Immunity from external volatility is benefiting Chinese lenders as investors rush to safety amid a spiraling global banking crisis.
(Bloomberg) — Immunity from external volatility is benefiting Chinese lenders as investors rush to safety amid a spiraling global banking crisis.
The CSI 300 Financials Index has gained about 0.3% so far this week, beating a more than 3% decline in an index of regional counterparts, while a gauge of US lenders has lost 12%. Gains in state-owned lenders have stood out, with shares of Bank of China Ltd. in Shanghai rising for a fourth day on Thursday, reaching their highest level since July 2020.
Analysts point to state-owned lenders’ relatively stable asset quality and strong government support for their outperformance. That has cushioned mounting worries about stress in the global banking system given Credit Suisse Group AG’s troubles and the sudden collapse of Silicon Valley Bank.
“State-owned enterprises are by definition backed by the state and too big to fail,” said Marvin Chen, an analyst at Bloomberg Intelligence. “China has much more direct oversight and ownership of the financial system,” which should support the banking sector in case of any spillover risks, he added.
The People’s Bank of China on Wednesday vowed to prevent systemic financial risks and ensure prudent operations.
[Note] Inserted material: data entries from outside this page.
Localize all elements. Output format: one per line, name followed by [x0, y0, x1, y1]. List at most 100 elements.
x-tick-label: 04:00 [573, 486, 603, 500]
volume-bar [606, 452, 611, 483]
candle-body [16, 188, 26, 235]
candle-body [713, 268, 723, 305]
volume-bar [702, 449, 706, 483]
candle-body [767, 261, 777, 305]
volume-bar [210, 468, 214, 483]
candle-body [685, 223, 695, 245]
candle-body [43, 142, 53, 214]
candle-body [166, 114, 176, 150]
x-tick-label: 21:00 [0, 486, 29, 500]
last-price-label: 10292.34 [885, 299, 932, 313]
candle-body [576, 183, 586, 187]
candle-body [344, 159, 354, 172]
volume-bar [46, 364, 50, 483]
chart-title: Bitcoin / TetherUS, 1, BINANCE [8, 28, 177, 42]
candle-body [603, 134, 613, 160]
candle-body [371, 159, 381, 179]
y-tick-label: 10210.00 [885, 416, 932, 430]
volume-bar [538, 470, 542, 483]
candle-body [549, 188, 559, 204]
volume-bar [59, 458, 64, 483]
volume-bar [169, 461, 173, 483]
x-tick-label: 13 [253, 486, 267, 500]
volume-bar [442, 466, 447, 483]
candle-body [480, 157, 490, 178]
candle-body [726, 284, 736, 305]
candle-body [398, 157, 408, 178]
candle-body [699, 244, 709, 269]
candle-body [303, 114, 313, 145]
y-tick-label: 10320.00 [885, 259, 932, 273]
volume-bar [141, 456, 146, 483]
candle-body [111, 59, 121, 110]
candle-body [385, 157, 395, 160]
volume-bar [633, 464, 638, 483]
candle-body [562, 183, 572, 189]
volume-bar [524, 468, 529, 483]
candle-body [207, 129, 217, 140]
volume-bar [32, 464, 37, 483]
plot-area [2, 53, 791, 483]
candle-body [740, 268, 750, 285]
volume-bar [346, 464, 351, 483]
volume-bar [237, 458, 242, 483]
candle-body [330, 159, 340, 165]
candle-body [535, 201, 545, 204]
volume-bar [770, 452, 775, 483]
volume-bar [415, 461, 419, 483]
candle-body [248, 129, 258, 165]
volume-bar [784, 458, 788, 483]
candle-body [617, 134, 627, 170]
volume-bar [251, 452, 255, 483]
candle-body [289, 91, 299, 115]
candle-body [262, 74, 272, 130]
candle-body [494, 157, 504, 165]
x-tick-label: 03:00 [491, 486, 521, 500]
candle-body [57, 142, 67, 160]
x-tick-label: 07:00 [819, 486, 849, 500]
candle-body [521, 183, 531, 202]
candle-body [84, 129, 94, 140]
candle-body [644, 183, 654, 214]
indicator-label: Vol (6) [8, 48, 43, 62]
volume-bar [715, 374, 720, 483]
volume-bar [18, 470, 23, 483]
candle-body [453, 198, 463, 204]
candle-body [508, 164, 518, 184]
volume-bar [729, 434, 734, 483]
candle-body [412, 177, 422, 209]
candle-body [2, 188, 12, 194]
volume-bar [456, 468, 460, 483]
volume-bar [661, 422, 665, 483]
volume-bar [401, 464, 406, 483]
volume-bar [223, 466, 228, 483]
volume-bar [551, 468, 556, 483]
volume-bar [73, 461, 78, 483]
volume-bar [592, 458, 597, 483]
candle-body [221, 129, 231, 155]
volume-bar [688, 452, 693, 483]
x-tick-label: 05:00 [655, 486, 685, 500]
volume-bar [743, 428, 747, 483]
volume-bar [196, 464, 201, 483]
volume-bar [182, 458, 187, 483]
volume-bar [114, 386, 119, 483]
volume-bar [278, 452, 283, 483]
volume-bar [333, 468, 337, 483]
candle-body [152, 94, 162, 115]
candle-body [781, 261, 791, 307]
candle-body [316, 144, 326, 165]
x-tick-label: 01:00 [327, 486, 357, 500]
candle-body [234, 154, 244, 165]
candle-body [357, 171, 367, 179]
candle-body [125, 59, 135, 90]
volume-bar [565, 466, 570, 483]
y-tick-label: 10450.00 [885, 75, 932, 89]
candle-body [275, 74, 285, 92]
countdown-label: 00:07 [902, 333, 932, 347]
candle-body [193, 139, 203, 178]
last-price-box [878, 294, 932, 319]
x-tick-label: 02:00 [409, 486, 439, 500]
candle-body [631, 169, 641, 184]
Authorities’ crackdown on shadow banking in recent years, as well as the nation’s overhaul of its financial regulatory framework, have helped mitigate potential risks in the banking system, the official Securities Times touted in an article.
A low correlation to the global rate environment and limited sovereign exposures are helping shelter Chinese banks from the brewing storm, according to HSBC Holdings Plc analysts including Gary Lam. “As global investors seek safety, large state-owned banks could become the preferred choice due to their track record as stable dividend payers with 8%-9% yields,” they wrote in a Tuesday note.
As China extends its accommodative monetary policy, there are hopes of further required reserve ratio cuts which would “allow banks to expand lending and ease liquidity conditions after the banking sector stress seen in developed markets,” said Bloomberg Intelligence’s Chen.